Nous ne comprenons pas non plus le retrait dans le Préambule de la référence faite aux idéaux du 26 mars 1991. Y a-t-il là une volonté de s’en détourner? Loin de nous l’intention de minimiser le sacrifice des martyrs du colonialisme. Mais pourquoi, dans ce préambule, ne pas faire référence à tous nos martyrs? Aucune loi n’interdit cela. Cela nous renvoie également aux débats au cours desquels un membre du Comité d’Appui à la Réforme Institutionnelle (CARI) aurait dit «la révolution n’a pas commencé seulement à partir de 1991». Est-ce à dire que les membres du CARI viennent remettre en cause les martyrs du 26 mars 1991, au nez et à la barbe du héros du 26 mars ?
Toutes choses qui confortent ceux qui pensent que cette nouvelle constitution est un coup d’Etat contre la démocratie malienne et qu’elle constitue un recul. Pourtant, les géniteurs de cette très controversée constitution n’ont hésité à y fourrer une référence à la Charte de Kurukan Fuga, en expliquant que les valeurs affirmées dans ce texte sont compatibles avec la démocratie républicaine.
Nous relevons également que la nouvelle constitution dote notre pays de deux chambres parlementaires, au lieu d’une jusqu’à là. Là aussi, lors de la Conférence nationale, le peuple souverain du Mali, qui venait de sortir d’un régime dictatorial, s’était opposé à la création d’un Sénat, vu son coût pour notre pays. Là n’est pas le seul problème.

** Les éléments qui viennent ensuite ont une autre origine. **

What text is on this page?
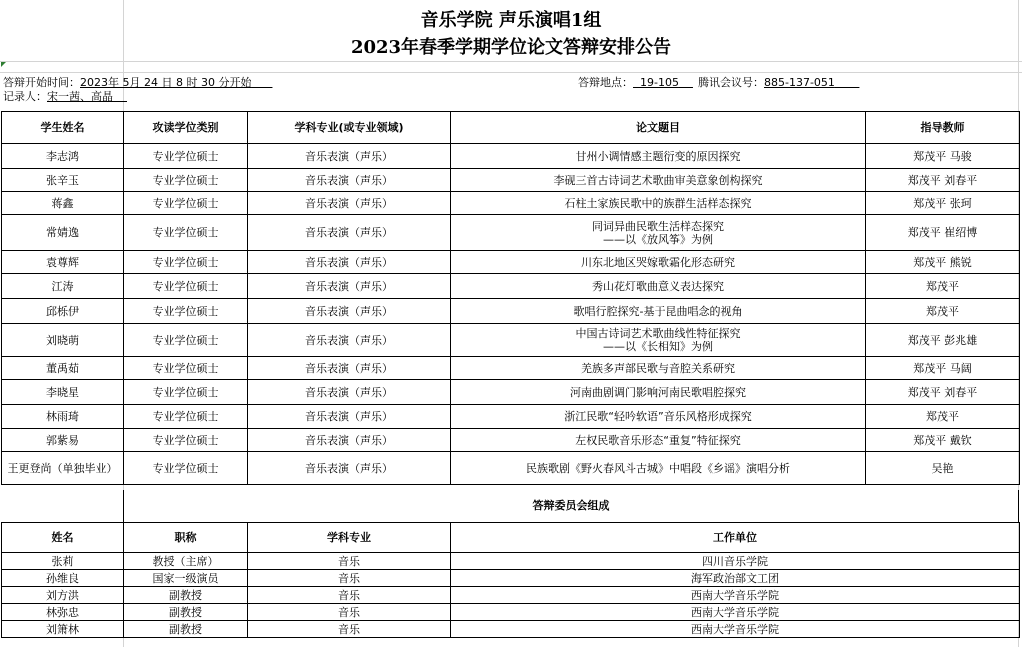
音乐学院 声乐演唱1组
2023年春季学期学位论文答辩安排公告
答辩开始时间：2023年 5月 24 日 8 时 30 分开始	答辩地点： 19-105	腾讯会议号：885-137-051
记录人：宋一茜、高晶
学生姓名	攻读学位类别	学科专业(或专业领域)	论文题目	指导教师
李志鸿	专业学位硕士	音乐表演（声乐）	甘州小调情感主题衍变的原因探究	郑茂平 马骏
张辛玉	专业学位硕士	音乐表演（声乐）	李砚三首古诗词艺术歌曲审美意象创构探究	郑茂平 刘春平
蒋鑫	专业学位硕士	音乐表演（声乐）	石柱土家族民歌中的族群生活样态探究	郑茂平 张珂
常婧逸	专业学位硕士	音乐表演（声乐）	同词异曲民歌生活样态探究
——以《放风筝》为例	郑茂平 崔绍博
袁尊辉	专业学位硕士	音乐表演（声乐）	川东北地区哭嫁歌霜化形态研究	郑茂平 熊锐
江涛	专业学位硕士	音乐表演（声乐）	秀山花灯歌曲意义表达探究	郑茂平
邱栎伊	专业学位硕士	音乐表演（声乐）	歌唱行腔探究-基于昆曲唱念的视角	郑茂平
刘晓萌	专业学位硕士	音乐表演（声乐）	中国古诗词艺术歌曲线性特征探究
——以《长相知》为例	郑茂平 彭兆雄
董禹茹	专业学位硕士	音乐表演（声乐）	羌族多声部民歌与音腔关系研究	郑茂平 马阔
李晓星	专业学位硕士	音乐表演（声乐）	河南曲剧调门影响河南民歌唱腔探究	郑茂平 刘春平
林雨琦	专业学位硕士	音乐表演（声乐）	浙江民歌“轻吟软语”音乐风格形成探究	郑茂平
郭紫易	专业学位硕士	音乐表演（声乐）	左权民歌音乐形态“重复”特征探究	郑茂平 戴钦
王更登尚（单独毕业）	专业学位硕士	音乐表演（声乐）	民族歌剧《野火春风斗古城》中唱段《乡谣》演唱分析	吴艳
姓名	职称	学科专业	工作单位
张莉	教授（主席）	音乐	四川音乐学院
孙维良	国家一级演员	音乐	海军政治部文工团
刘方洪	副教授	音乐	西南大学音乐学院
林弥忠	副教授	音乐	西南大学音乐学院
刘箫林	副教授	音乐	西南大学音乐学院
答辩委员会组成
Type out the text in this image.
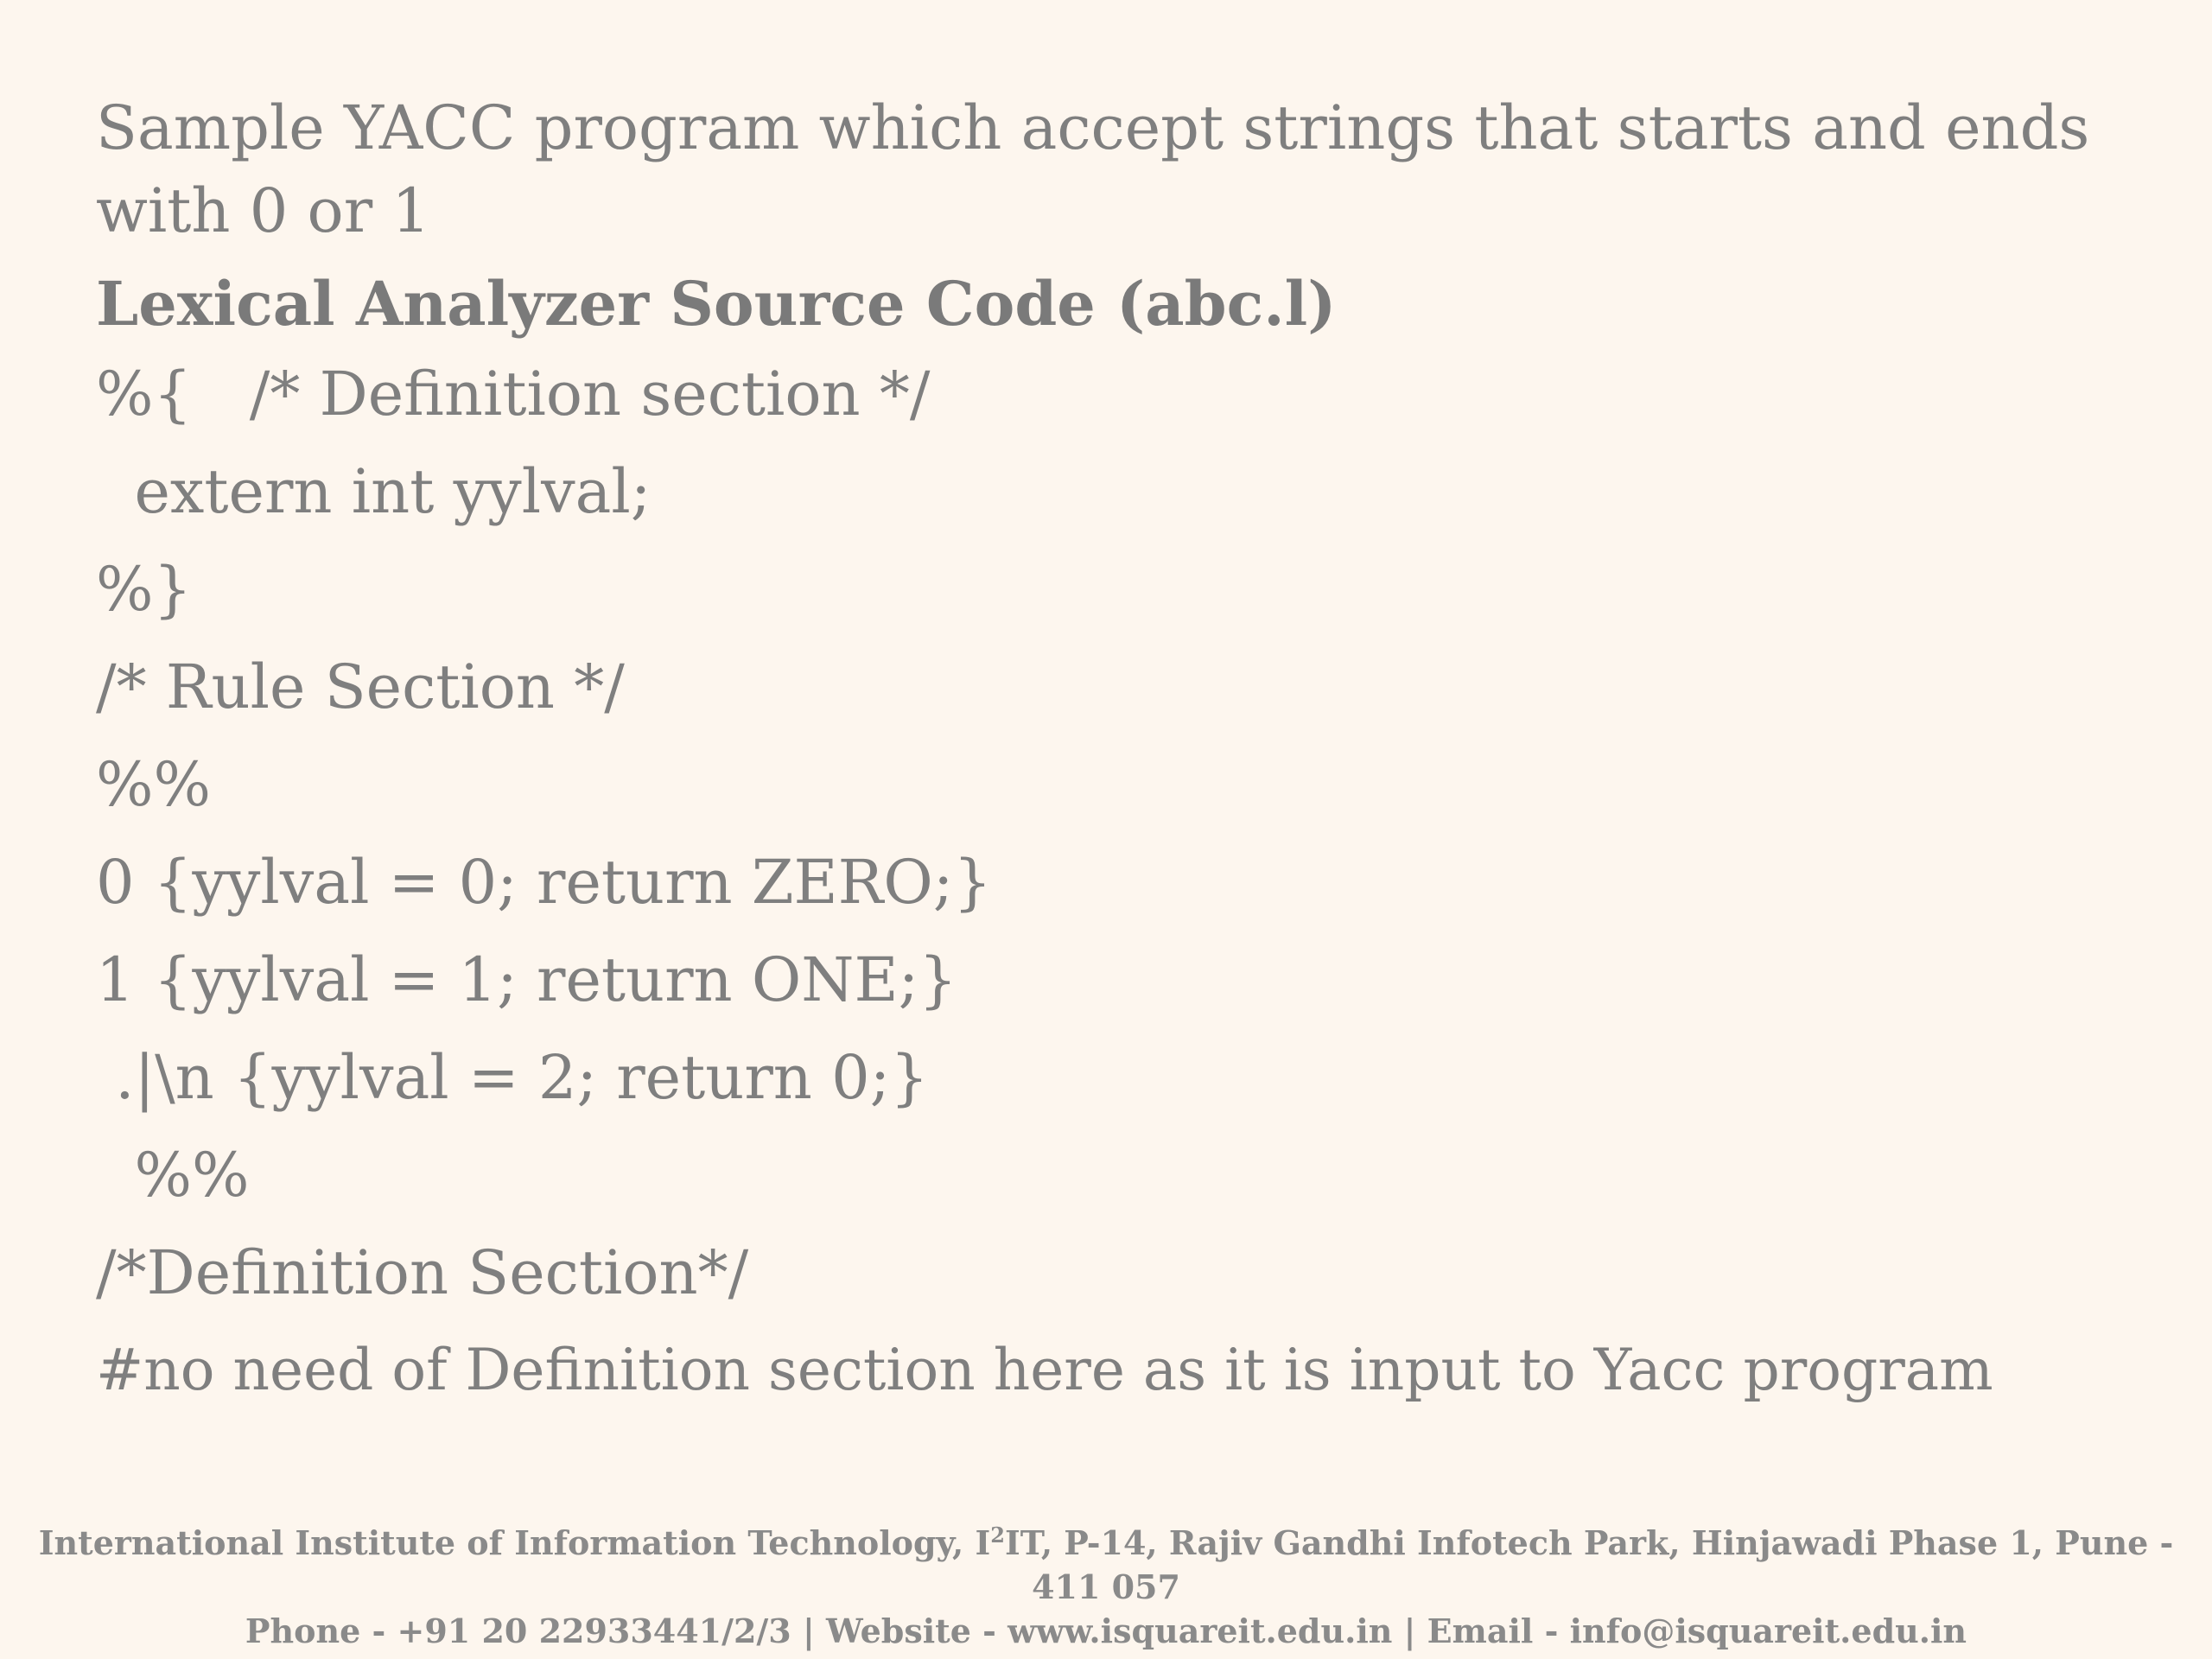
Sample YACC program which accept strings that starts and ends with 0 or 1

Lexical Analyzer Source Code (abc.l)

%{   /* Definition section */

extern int yylval;

%}

/* Rule Section */

%%

0 {yylval = 0; return ZERO;}

1 {yylval = 1; return ONE;}

.|\n {yylval = 2; return 0;}

%%

/*Definition Section*/

#no need of Definition section here as it is input to Yacc program

International Institute of Information Technology, $I^2IT$, P-14, Rajiv Gandhi Infotech Park, Hinjawadi Phase 1, Pune - 411 057
Phone - +91 20 22933441/2/3 | Website - www.isquareit.edu.in | Email - info@isquareit.edu.in
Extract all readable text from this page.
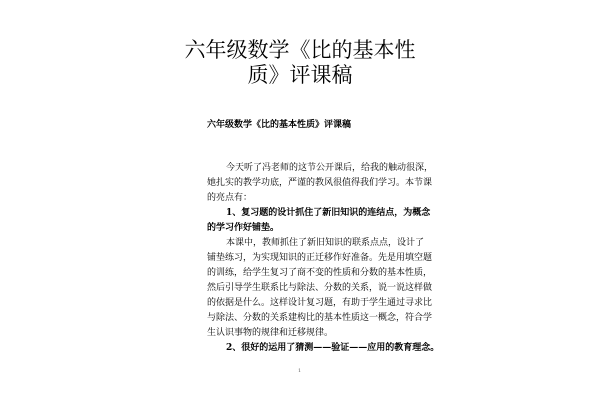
六年级数学《比的基本性
质》评课稿
六年级数学《比的基本性质》评课稿
今天听了冯老师的这节公开课后，给我的触动很深，
她扎实的教学功底，严谨的教风很值得我们学习。本节课
的亮点有：
1、复习题的设计抓住了新旧知识的连结点，为概念
的学习作好铺垫。
本课中，教师抓住了新旧知识的联系点点，设计了
铺垫练习，为实现知识的正迁移作好准备。先是用填空题
的训练，给学生复习了商不变的性质和分数的基本性质，
然后引导学生联系比与除法、分数的关系，说一说这样做
的依据是什么。这样设计复习题，有助于学生通过寻求比
与除法、分数的关系建构比的基本性质这一概念，符合学
生认识事物的规律和迁移规律。
2、很好的运用了猜测——验证——应用的教育理念。
1
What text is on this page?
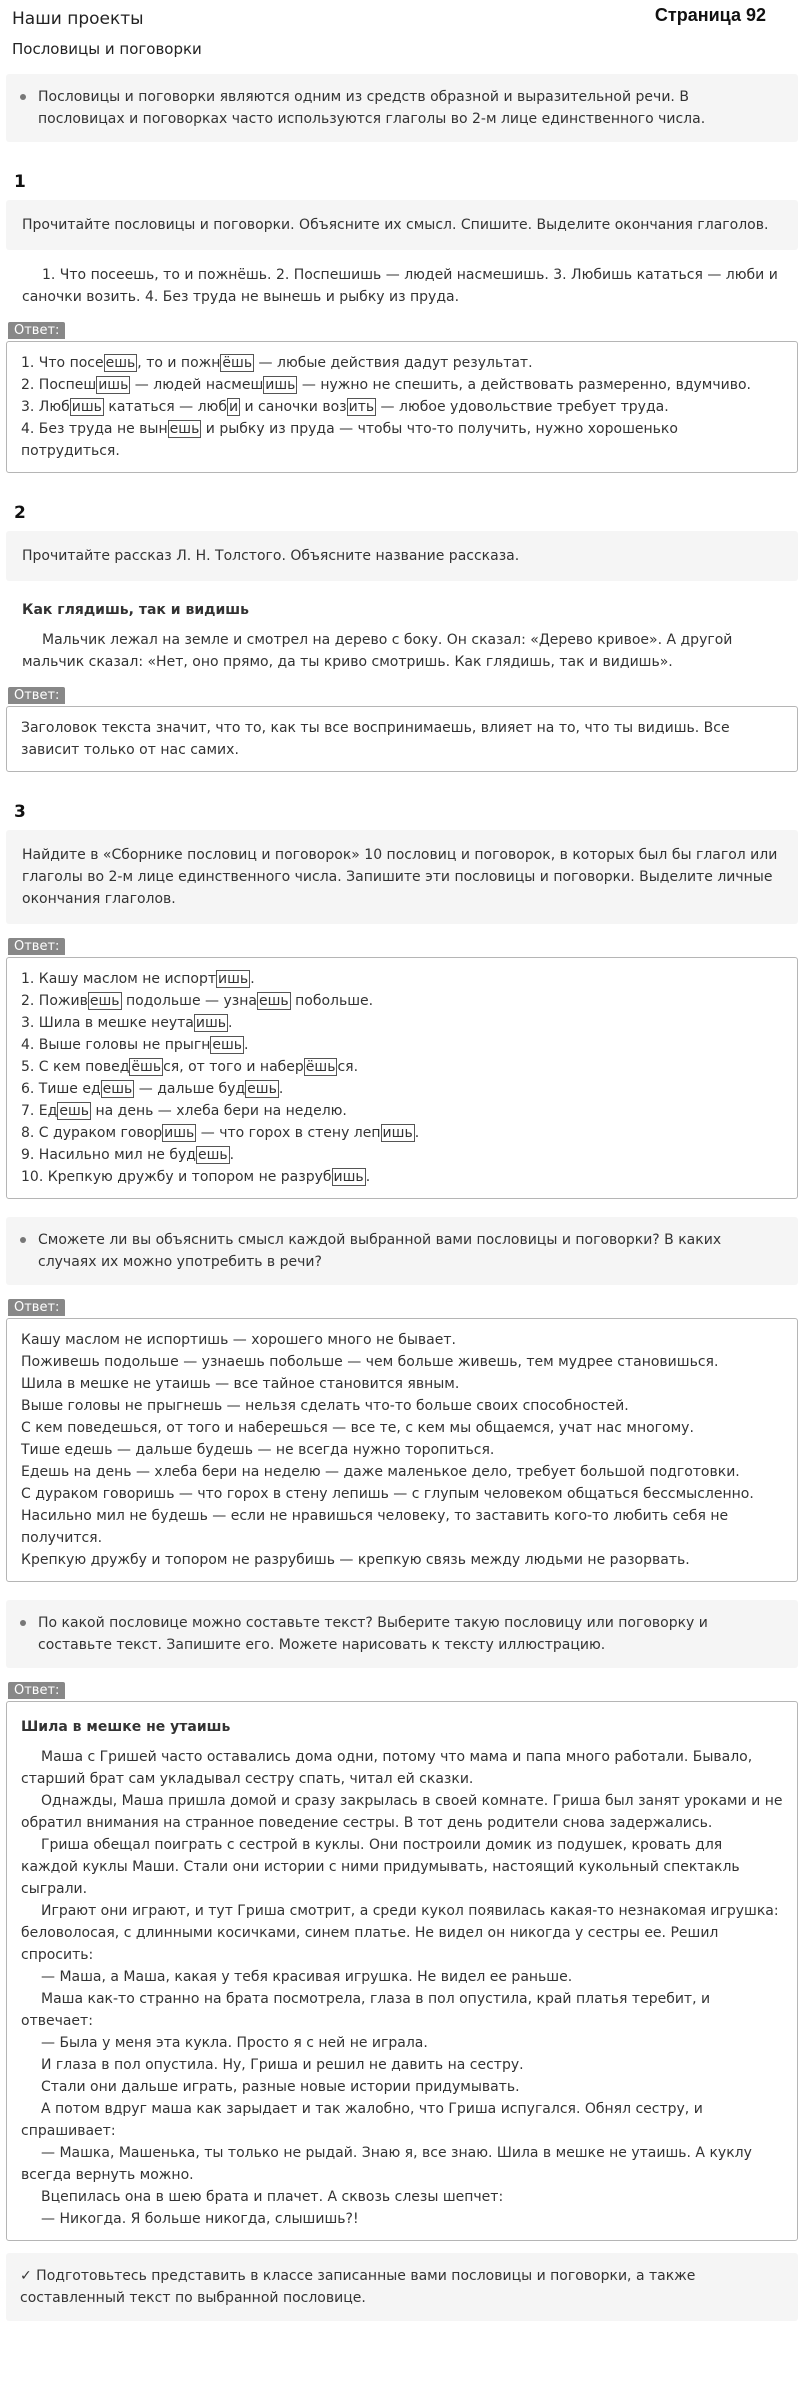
Наши проекты	Страница 92
Пословицы и поговорки
Пословицы и поговорки являются одним из средств образной и выразительной речи. В пословицах и поговорках часто используются глаголы во 2-м лице единственного числа.
1
Прочитайте пословицы и поговорки. Объясните их смысл. Спишите. Выделите окончания глаголов.

1. Что посеешь, то и пожнёшь. 2. Поспешишь — людей насмешишь. 3. Любишь кататься — люби и саночки возить. 4. Без труда не вынешь и рыбку из пруда.

Ответ:
1. Что посе ешь , то и пожн ёшь — любые действия дадут результат.
2. Поспеш ишь — людей насмеш ишь — нужно не спешить, а действовать размеренно, вдумчиво.
3. Люб ишь кататься — люб и и саночки воз ить — любое удовольствие требует труда.
4. Без труда не вын ешь и рыбку из пруда — чтобы что-то получить, нужно хорошенько
потрудиться.
2
Прочитайте рассказ Л. Н. Толстого. Объясните название рассказа.
Как глядишь, так и видишь

Мальчик лежал на земле и смотрел на дерево с боку. Он сказал: «Дерево кривое». А другой мальчик сказал: «Нет, оно прямо, да ты криво смотришь. Как глядишь, так и видишь».

Ответ:
Заголовок текста значит, что то, как ты все воспринимаешь, влияет на то, что ты видишь. Все зависит только от нас самих.
3
Найдите в «Сборнике пословиц и поговорок» 10 пословиц и поговорок, в которых был бы глагол или глаголы во 2-м лице единственного числа. Запишите эти пословицы и поговорки. Выделите личные окончания глаголов.
Ответ:
1. Кашу маслом не испорт ишь .
2. Пожив ешь подольше — узна ешь побольше.
3. Шила в мешке неута ишь .
4. Выше головы не прыгн ешь .
5. С кем повед ёшь ся, от того и набер ёшь ся.
6. Тише ед ешь — дальше буд ешь .
7. Ед ешь на день — хлеба бери на неделю.
8. С дураком говор ишь — что горох в стену леп ишь .
9. Насильно мил не буд ешь .
10. Крепкую дружбу и топором не разруб ишь .
Сможете ли вы объяснить смысл каждой выбранной вами пословицы и поговорки? В каких случаях их можно употребить в речи?
Ответ:
Кашу маслом не испортишь — хорошего много не бывает.
Поживешь подольше — узнаешь побольше — чем больше живешь, тем мудрее становишься.
Шила в мешке не утаишь — все тайное становится явным.
Выше головы не прыгнешь — нельзя сделать что-то больше своих способностей.
С кем поведешься, от того и наберешься — все те, с кем мы общаемся, учат нас многому.
Тише едешь — дальше будешь — не всегда нужно торопиться.
Едешь на день — хлеба бери на неделю — даже маленькое дело, требует большой подготовки.
С дураком говоришь — что горох в стену лепишь — с глупым человеком общаться бессмысленно.
Насильно мил не будешь — если не нравишься человеку, то заставить кого-то любить себя не
получится.
Крепкую дружбу и топором не разрубишь — крепкую связь между людьми не разорвать.
По какой пословице можно составьте текст? Выберите такую пословицу или поговорку и составьте текст. Запишите его. Можете нарисовать к тексту иллюстрацию.
Ответ:
Шила в мешке не утаишь

Маша с Гришей часто оставались дома одни, потому что мама и папа много работали. Бывало, старший брат сам укладывал сестру спать, читал ей сказки.

Однажды, Маша пришла домой и сразу закрылась в своей комнате. Гриша был занят уроками и не обратил внимания на странное поведение сестры. В тот день родители снова задержались.

Гриша обещал поиграть с сестрой в куклы. Они построили домик из подушек, кровать для каждой куклы Маши. Стали они истории с ними придумывать, настоящий кукольный спектакль сыграли.

Играют они играют, и тут Гриша смотрит, а среди кукол появилась какая-то незнакомая игрушка: беловолосая, с длинными косичками, синем платье. Не видел он никогда у сестры ее. Решил спросить:

— Маша, а Маша, какая у тебя красивая игрушка. Не видел ее раньше.

Маша как-то странно на брата посмотрела, глаза в пол опустила, край платья теребит, и отвечает:

— Была у меня эта кукла. Просто я с ней не играла.

И глаза в пол опустила. Ну, Гриша и решил не давить на сестру.

Стали они дальше играть, разные новые истории придумывать.

А потом вдруг маша как зарыдает и так жалобно, что Гриша испугался. Обнял сестру, и спрашивает:

— Машка, Машенька, ты только не рыдай. Знаю я, все знаю. Шила в мешке не утаишь. А куклу всегда вернуть можно.

Вцепилась она в шею брата и плачет. А сквозь слезы шепчет:

— Никогда. Я больше никогда, слышишь?!

✓ Подготовьтесь представить в классе записанные вами пословицы и поговорки, а также составленный текст по выбранной пословице.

Avec la nouvelle constitution, l’on passe d’une constitution rigide à une constitution souple. Une constitution rigide est très formalisée et sa révision passe nécessairement par un référendum, c’est-à-dire le vote du peuple souverain. La constitution souple peut être révisée par les représentants du peuple, l’Assemblée nationale et le Sénat, réunis en Congrès. Pour qui sait comment les lois sont votées à l’Assemblée (considérée par certains comme une simple chambre d’enregistrement), cela veut dire qu’un président pourrait un jour changer de constitution comme de chemise. Et l’on veut nous faire croire qu’on ne change pas de République.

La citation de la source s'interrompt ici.